SocketCan using FlexCan on i.MX53: Longer packet sequence sent in wrong order

fpn · ‎04-02-2014

We're tying to use CAN using Linux 2.6.35.3 and the SocketCan interface. Preliminary tests like sending / receiving with cansend / candump command line tools are running fine.

When we try to send more packets (i.e.48) in a loop, they are sent in a different order, not always the same. Receiving with candump on the same node and interface does not reveal the problem, because the local dump shows the correct order. Only using an external sniffer (which can be another i.mx53 board running candump) the issue becomes visible. Some packets are also sometimes lost.

If the packets are sent followed by a delay much longer than the transmission time, the sending order is preserved, but the throughput is in that case not acceptable. Trying to send 8..16 packets followed by a delay a little longer than the transmission time seemed to offer a workaround in a test program, but it failed in the production code (the packets are again reordered/lost).

I have attached a simple test program that exposes the problem.

Original Attachment has been moved to: i_mx53_FlexCan_bug.zip

compmas2 · ‎10-29-2015

The same kernel is used by the i.MX28 and it sounds like the same issue as found here: i.MX28 CAN frame transmission order problem

I took the i.MX28 patch for using the mainline flexcan driver and added i.MX53 support. Attached is the patch file. Additionally in your board file under arch/arm/mach-mx5/ will need to include something like the following in place of the previous flexcan initialization code (if you need to init your transceiver, then set the .transceiver_switch to the setup function:

#include <linux/can/platform/flexcan.h>

struct flexcan_platform_data flexcan_data[] = {

{

.transceiver_switch = NULL

},

{

.transceiver_switch = NULL

},

};

In the mxc_board_init() function:

mxc_register_device(&mxc_flexcan0_device, &flexcan_data[0]);

mxc_register_device(&mxc_flexcan1_device, &flexcan_data[1]);

TomE · ‎11-04-2015

> The same kernel is used by the i.MX28 and it sounds like the same issue as found here:

Yes you're right. The 2.6.35 kernel uses a Freescale FlexCAN driver in /drivers/net/can/flexcan/. It uses 32 of the 64 message buffers as a "transmit ring" and the other 32 for receive in some way I haven't bothered to work out. It takes no notice whatsoever of the fact that the message buffers have a fixed transmit priority order, so it guarantees bad out-of-order transmission unless you only send one message at a time and then wait a long time until it has gone (somehow). The driver looks to support the hardware FIFO but default to it being off, which then looks like the receive messages won't be in the right order either.

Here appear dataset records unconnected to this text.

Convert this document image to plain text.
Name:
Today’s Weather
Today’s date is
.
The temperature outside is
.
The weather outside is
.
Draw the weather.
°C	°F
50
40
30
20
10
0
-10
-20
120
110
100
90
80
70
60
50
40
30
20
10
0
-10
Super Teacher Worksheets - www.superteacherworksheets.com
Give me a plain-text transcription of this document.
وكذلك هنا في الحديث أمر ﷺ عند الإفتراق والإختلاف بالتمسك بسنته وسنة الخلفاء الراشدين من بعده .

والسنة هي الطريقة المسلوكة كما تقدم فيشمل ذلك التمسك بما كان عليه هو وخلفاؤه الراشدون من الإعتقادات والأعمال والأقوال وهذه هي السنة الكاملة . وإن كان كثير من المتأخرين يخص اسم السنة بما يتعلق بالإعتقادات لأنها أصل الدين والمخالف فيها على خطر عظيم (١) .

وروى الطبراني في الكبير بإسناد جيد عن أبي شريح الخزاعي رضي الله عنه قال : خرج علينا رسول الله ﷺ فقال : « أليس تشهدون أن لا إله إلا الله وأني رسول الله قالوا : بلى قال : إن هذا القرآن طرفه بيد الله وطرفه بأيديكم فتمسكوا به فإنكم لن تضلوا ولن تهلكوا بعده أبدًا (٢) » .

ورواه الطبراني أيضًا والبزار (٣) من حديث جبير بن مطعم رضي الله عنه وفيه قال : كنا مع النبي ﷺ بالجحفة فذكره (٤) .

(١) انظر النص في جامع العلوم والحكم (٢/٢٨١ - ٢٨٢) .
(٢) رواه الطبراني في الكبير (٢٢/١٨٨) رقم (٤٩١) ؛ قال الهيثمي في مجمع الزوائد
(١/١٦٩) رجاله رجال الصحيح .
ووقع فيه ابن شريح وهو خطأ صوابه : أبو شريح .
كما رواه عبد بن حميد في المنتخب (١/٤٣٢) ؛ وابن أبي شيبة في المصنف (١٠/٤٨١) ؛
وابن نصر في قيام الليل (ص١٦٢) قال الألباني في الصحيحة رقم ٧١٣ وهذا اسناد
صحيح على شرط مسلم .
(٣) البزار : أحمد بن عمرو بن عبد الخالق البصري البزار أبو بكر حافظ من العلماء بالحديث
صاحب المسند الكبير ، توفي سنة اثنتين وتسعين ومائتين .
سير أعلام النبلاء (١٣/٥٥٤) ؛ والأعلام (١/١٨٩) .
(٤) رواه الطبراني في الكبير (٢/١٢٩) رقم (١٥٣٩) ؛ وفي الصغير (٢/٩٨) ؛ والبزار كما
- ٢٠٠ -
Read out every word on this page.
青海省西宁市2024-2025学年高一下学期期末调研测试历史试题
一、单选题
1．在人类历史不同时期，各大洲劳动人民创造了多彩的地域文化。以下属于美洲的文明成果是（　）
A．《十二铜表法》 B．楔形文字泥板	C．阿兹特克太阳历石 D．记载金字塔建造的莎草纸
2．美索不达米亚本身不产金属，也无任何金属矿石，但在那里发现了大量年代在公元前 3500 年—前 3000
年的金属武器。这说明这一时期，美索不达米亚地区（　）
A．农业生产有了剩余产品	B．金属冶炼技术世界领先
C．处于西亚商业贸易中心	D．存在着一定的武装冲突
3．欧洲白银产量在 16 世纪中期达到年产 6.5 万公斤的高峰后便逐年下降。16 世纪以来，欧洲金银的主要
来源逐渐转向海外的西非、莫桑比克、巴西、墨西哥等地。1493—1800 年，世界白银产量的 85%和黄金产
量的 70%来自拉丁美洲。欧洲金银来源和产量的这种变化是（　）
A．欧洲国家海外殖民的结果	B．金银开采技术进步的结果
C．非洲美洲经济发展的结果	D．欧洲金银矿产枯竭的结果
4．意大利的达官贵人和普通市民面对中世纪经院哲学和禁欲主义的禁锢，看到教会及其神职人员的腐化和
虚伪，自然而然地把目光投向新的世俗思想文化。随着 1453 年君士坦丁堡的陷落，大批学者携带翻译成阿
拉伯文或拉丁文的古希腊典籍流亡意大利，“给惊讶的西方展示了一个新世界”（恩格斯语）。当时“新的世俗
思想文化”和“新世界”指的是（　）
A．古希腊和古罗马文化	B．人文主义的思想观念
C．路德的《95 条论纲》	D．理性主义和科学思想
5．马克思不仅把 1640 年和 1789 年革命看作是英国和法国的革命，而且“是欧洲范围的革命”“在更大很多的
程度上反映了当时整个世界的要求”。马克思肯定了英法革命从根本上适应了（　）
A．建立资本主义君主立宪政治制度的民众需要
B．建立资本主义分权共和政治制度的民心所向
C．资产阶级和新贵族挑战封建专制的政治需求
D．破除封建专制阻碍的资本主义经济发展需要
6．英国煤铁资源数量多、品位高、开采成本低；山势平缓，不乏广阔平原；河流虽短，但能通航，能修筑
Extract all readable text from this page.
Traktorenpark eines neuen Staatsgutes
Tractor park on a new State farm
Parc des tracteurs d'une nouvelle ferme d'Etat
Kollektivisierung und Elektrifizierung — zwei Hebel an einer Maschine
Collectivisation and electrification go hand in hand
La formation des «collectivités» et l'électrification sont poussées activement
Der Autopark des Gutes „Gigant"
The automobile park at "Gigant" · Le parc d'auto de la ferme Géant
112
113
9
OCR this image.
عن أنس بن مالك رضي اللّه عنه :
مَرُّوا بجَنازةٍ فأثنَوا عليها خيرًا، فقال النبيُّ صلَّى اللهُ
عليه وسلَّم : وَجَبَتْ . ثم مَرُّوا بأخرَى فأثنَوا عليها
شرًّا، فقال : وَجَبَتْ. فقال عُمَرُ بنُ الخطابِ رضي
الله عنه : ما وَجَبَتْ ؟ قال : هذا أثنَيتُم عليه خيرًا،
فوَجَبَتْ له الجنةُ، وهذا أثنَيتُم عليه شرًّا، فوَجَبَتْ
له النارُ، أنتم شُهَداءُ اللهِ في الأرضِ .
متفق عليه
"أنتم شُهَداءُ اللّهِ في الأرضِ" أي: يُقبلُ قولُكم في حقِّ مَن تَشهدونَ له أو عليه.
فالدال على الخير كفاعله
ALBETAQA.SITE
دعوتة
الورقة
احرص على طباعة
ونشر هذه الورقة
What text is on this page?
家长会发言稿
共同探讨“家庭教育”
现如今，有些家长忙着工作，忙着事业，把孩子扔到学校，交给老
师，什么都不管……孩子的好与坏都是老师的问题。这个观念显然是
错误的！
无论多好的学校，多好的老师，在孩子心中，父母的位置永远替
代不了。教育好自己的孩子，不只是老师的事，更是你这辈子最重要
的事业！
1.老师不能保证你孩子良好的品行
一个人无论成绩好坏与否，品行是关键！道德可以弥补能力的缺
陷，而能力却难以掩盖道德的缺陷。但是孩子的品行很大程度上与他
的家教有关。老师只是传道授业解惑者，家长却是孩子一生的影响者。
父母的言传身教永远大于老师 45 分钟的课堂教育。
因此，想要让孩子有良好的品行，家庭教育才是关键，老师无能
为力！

The "mainline" driver is one written by Pengutronix. It only uses one message buffer for transmission, so it is less efficient, but gets the order right. It also only uses the FIFO for reception, which can overflow too easily as it uses NAPI to unload the buffers.

The two drivers seem to have very different interfaces for controlling them. I'm finding my Linux 3.4 Socketcan "canconfig" can't talk to the Freescale one.

The 2.6.38 kernel in the current i.MX53 Linux support package has (an old version of) the Pengutronix driver in it.

It might be worth changing to 2.6.38 to get around this problem if you can handle porting your board customisations to 2.6.38. That should also fix problems in the 2.6.35 SPI driver detailed here:

https://community.freescale.com/message/582264#582264

Tom

TomE · ‎11-30-2015

There are SO many things badly wrong with the Freescale FlexCAN driver.

Transmitting out of order is only one of them, but this is a "Design Feature and not a Bug". What is going wrong is that the sending code fills in the Transmit MBs from the first FREE one, and the hardware transmits from the first one too (depending on LBUF you can have transmits in priority order). So if you queued 10, it has sent 5 and you queue another 10, the first 5 new ones go into the low free slots and get transmitted next, and the second five get sent last. So you end up with the transmit order 1-5, 11-15, 6-10 and 16-20.

You could rewrite the driver so it would have the option of filling all the transmit buffers in the right order, and only resetting to the first one when the last one has been sent. If it never "backfilled behind pending ones" this wouldn't happen.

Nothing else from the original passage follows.